East Cleveland Police Officer Nicholas Foti was fired for stomping the head of a motorist during a traffic stop nearly a year ago. City officials did not become aware of the incident until they responded to a public records request earlier this month. After the footage was released, Foti was on paid leave pending the outcome of the ECPD's internal investigation. We have embedded the footage taken from the body camera of another officer below. At 1:20 you can see an officer stomp on the suspect's head after he was dragged out of the car and placed on the ground face down with his hands cuffed behind his back. Foti's use of force was unnecessary and excessive.

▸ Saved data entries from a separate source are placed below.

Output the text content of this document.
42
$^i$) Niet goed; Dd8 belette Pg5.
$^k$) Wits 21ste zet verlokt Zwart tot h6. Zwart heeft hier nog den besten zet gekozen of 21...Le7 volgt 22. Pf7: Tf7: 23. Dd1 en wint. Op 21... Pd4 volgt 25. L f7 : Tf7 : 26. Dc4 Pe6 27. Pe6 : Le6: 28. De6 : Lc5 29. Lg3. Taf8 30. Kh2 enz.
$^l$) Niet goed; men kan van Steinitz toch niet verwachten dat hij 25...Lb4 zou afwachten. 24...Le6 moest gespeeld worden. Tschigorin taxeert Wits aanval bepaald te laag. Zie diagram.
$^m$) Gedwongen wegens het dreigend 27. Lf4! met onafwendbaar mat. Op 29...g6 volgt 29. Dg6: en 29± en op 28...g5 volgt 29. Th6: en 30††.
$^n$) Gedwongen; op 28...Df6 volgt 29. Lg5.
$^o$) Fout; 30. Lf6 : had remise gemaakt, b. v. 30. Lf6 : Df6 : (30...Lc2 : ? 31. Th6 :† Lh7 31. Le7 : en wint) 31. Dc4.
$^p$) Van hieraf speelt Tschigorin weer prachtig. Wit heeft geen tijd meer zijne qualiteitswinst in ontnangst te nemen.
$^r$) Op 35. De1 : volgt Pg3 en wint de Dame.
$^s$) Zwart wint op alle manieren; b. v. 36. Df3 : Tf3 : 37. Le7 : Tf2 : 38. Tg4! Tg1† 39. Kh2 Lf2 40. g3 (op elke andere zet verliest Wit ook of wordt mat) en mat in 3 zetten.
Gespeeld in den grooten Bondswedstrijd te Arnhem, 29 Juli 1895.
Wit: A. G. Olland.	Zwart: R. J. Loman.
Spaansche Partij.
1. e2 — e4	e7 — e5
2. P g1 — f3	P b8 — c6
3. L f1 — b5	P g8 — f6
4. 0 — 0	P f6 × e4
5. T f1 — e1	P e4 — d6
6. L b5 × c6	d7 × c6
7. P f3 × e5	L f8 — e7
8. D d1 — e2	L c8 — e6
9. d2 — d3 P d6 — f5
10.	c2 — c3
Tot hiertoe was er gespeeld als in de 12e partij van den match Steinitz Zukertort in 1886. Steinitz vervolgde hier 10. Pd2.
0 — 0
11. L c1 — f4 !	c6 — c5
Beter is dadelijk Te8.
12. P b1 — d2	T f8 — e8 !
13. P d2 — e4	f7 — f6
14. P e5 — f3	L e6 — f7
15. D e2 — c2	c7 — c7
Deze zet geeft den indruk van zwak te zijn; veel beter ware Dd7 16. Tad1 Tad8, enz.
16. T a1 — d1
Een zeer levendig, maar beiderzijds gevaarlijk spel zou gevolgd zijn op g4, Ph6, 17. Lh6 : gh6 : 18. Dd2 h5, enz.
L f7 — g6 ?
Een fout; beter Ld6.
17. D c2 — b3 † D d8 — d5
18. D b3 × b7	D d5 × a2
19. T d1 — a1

The video below is a trigger for this author because I recently settled a lawsuit against the federal government for excessive force used on me by correctional officers employed by the Bureau of Prisons (BOP). In that case I was punched in the head repeatedly while lying face down on the floor with my hands cuffed behind my back. Unlike Foti's victim, I didn't have the benefit of video footage showing the strikes, but I was able present a case based on other things. That case was strong enough to survive the government's summary judgment motion that would have dismissed the case, so they settled with me to avoid the expense of a trial. That experience re-affirmed what I already knew, that just because officers are justified using force at one point does not justify using unnecessary or excessive force later. Kicking this man in the head served no legitimate purpose whatsoever. The force used by the officers to extract a non-compliant motorist appears to have been legitimate, but the need for force ended when the suspect was handcuffed on the ground. Had the victim still been resisting, Foti could have mad an argument that "focused blows" were needed to compel compliance, but even that argument would not justify kicking a man in the head. Foti appears to have simply lost his temper and taken out his frustrations on a helpless detainee. His actions were clearly malicious and he was rightfully fired. Hopefully he will be charged with battery.

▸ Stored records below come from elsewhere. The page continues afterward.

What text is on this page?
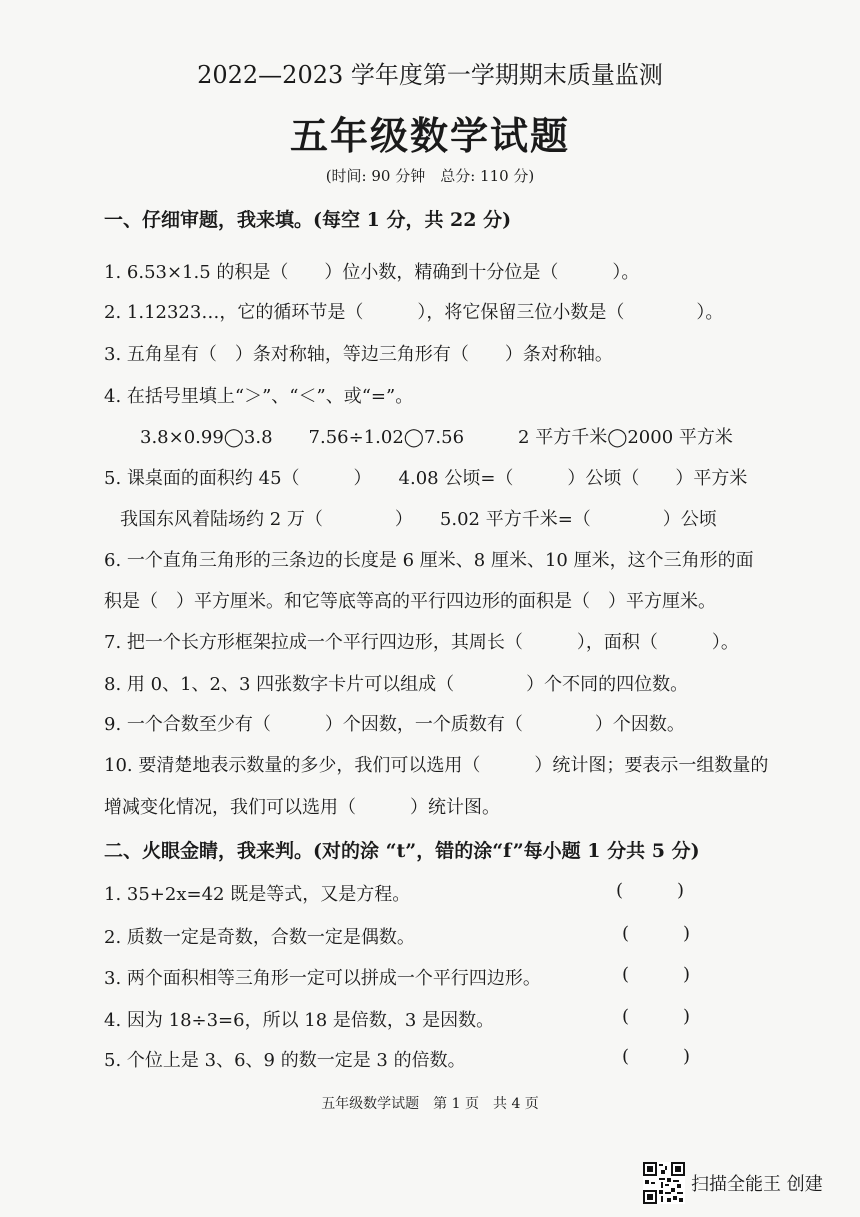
2022—2023 学年度第一学期期末质量监测
五年级数学试题
(时间: 90 分钟　总分: 110 分)
一、仔细审题，我来填。(每空 1 分，共 22 分)
1. 6.53×1.5 的积是（　　）位小数，精确到十分位是（　　　）。
2. 1.12323…，它的循环节是（　　　），将它保留三位小数是（　　　　）。
3. 五角星有（　）条对称轴，等边三角形有（　　）条对称轴。
4. 在括号里填上“＞”、“＜”、或“=”。
3.8×0.99◯3.8　　7.56÷1.02◯7.56　　　2 平方千米◯2000 平方米
5. 课桌面的面积约 45（　　　）　　4.08 公顷=（　　　）公顷（　　）平方米
我国东风着陆场约 2 万（　　　　）　　5.02 平方千米=（　　　　）公顷
6. 一个直角三角形的三条边的长度是 6 厘米、8 厘米、10 厘米，这个三角形的面
积是（　）平方厘米。和它等底等高的平行四边形的面积是（　）平方厘米。
7. 把一个长方形框架拉成一个平行四边形，其周长（　　　），面积（　　　）。
8. 用 0、1、2、3 四张数字卡片可以组成（　　　　）个不同的四位数。
9. 一个合数至少有（　　　）个因数，一个质数有（　　　　）个因数。
10. 要清楚地表示数量的多少，我们可以选用（　　　）统计图；要表示一组数量的
增减变化情况，我们可以选用（　　　）统计图。
二、火眼金睛，我来判。(对的涂 “t”，错的涂“f”每小题 1 分共 5 分)
1. 35+2x=42 既是等式，又是方程。	(　　　)
2. 质数一定是奇数，合数一定是偶数。	(　　　)
3. 两个面积相等三角形一定可以拼成一个平行四边形。	(　　　)
4. 因为 18÷3=6，所以 18 是倍数，3 是因数。	(　　　)
5. 个位上是 3、6、9 的数一定是 3 的倍数。	(　　　)
五年级数学试题　第 1 页　共 4 页
扫描全能王 创建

Other officers used excessive force in this case, but appear to have gone unpunished. At 1:30 an officer can be seen punching the victim while he is on the ground in handcuffs and being tased at the same time. Punching a helpless man in handcuffs is not justified and neither is tasing a handcuffed person. Unfortunately, police departments often sanction the unnecessary use of "focused blows" and tasers on those suspected of being non-compliant. In this case it seems all the victim had to do to earn a tasing was move when told to remain still.
According to public records, Nicholas A. Foti is a 36 year old resident of Painesville, Ohio. In 2008 he pled no contest to a misdemeanor charge listed as "falsification" in violation of Ohio statue number 606.10 (https://codelibrary.amlegal.com/codes/reading/latest/reading_oh/0-0-0-54475) and fined $343 (case number 08CRB03380FOTNIC). A civil judgment of $496 was entered against him in Lake County Municipal Court in 2007 (case number CVF0701278). He filed for bankruptcy in 2017. He registered to vote as a Republican in 2004 and his drivers license is suppressed.
According to Foti's LinkedIn profile (https://www.linkedin.com/in/nicholas-foti-0b586162/), he graduated from Willoughby South High School in 2003, attended Cleveland Heights Police Academy in 2012, worked as a Timberlake Police Officer from 2012-2014, worked as a training enforcement officer for the Newburgh Heights Police Department in 2015, and worked for the Geneva on the Lake Police Department. He does not list his employment with the East Cleveland Police Department on his profile, presumably because he has not kept it up to date.